Theresa May calls for the return of student maintenance grants axed by George Osborne
Theresa May has called for the return of student grants after admitting that scrapping them had put those from low-income families off applying to university.
The Prime Minister, who will stand down in the summer, said the move would spare students thousands of pounds worth of debt.
University maintenance grants for lower income students were axed in 2016 and replaced by loans under spending cuts introduced by former Chancellor George Osborne.
Mrs May's intervention came response to the independent Augar review, which recommends that tuition fees for most courses should be cut from £9,250 a year to £7,500.
The review also said fees should be higher for "high value" courses such as medicine and engineering, with the funding gap being filled by the Treasury.
The Prime Minister said: "I was not surprised to see the panel argue for the reintroduction of means-tested maintenance grants both for university students and those studying for higher technical qualifications.
"Such a move would ensure students are supported whichever route they choose, and save those from the poorest backgrounds over £9,000.
“But my view is very clear: removing maintenance grants from the least well-off students has not worked, and I believe it is time to bring them back.”

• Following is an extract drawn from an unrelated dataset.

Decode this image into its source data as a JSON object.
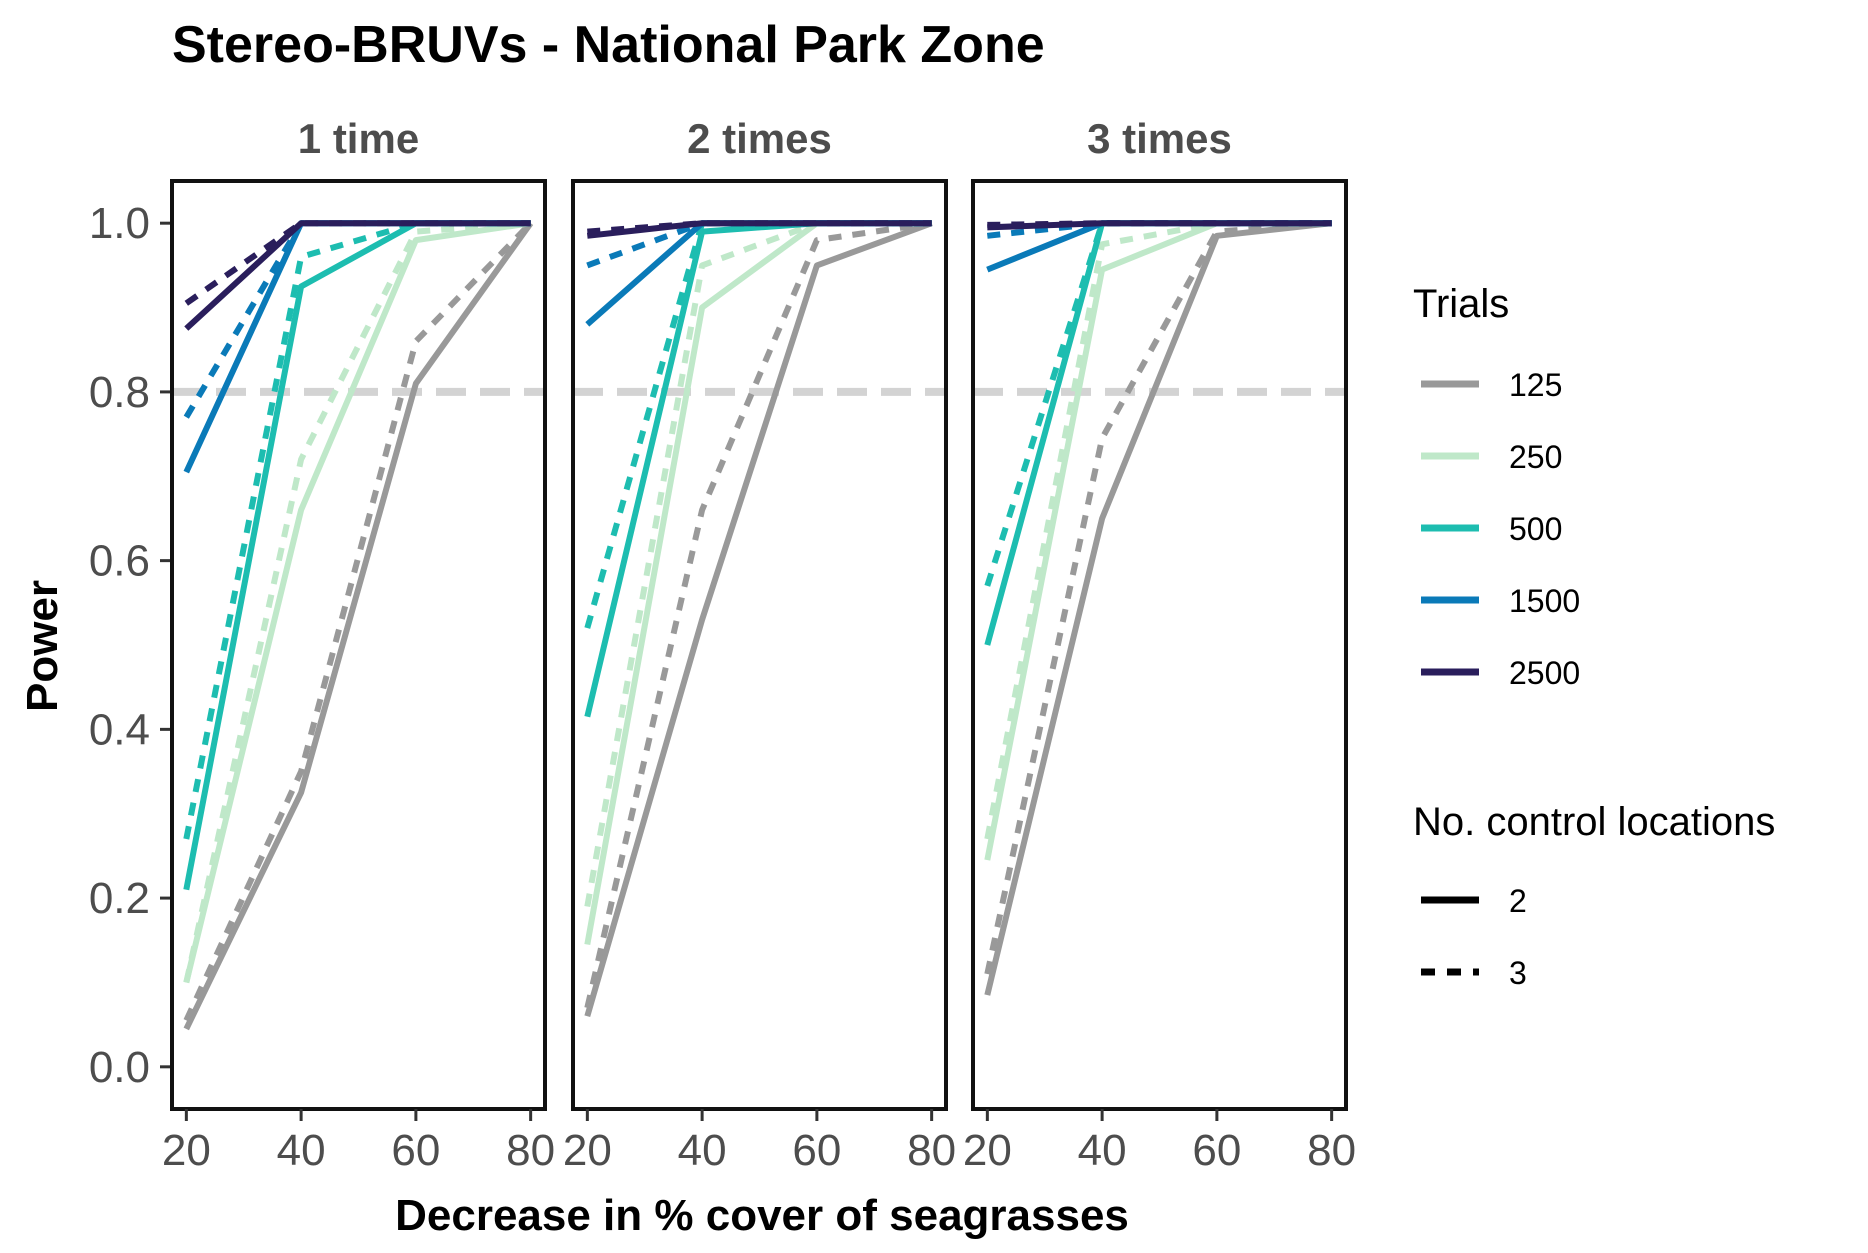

On lowering tuition fees, she said: “There is much to be said for the panel’s proposal to cut fees and top up the money from Government, protecting the sector’s income overall but focussing more of that investment on high-quality and high-value courses.
“I know there are some, including the Labour Opposition, who will reject this finding because they want to abolish fees altogether.
“Such a move would be regressive and destructive - hurting our institutions and limiting the opportunities for our young people.”
The Prime Minister will also call for “significantly increased” support for the half of young people across England and Wales who do not go to university.
She will cite how in Germany, 20% of 25-year-olds hold a higher technical qualification – yet the figure in the UK is just 4%.
“By failing to equip more of our young people with the technical skills they will need to compete in the jobs of the future, we have hampered our national ability to compete on the world stage,” she said.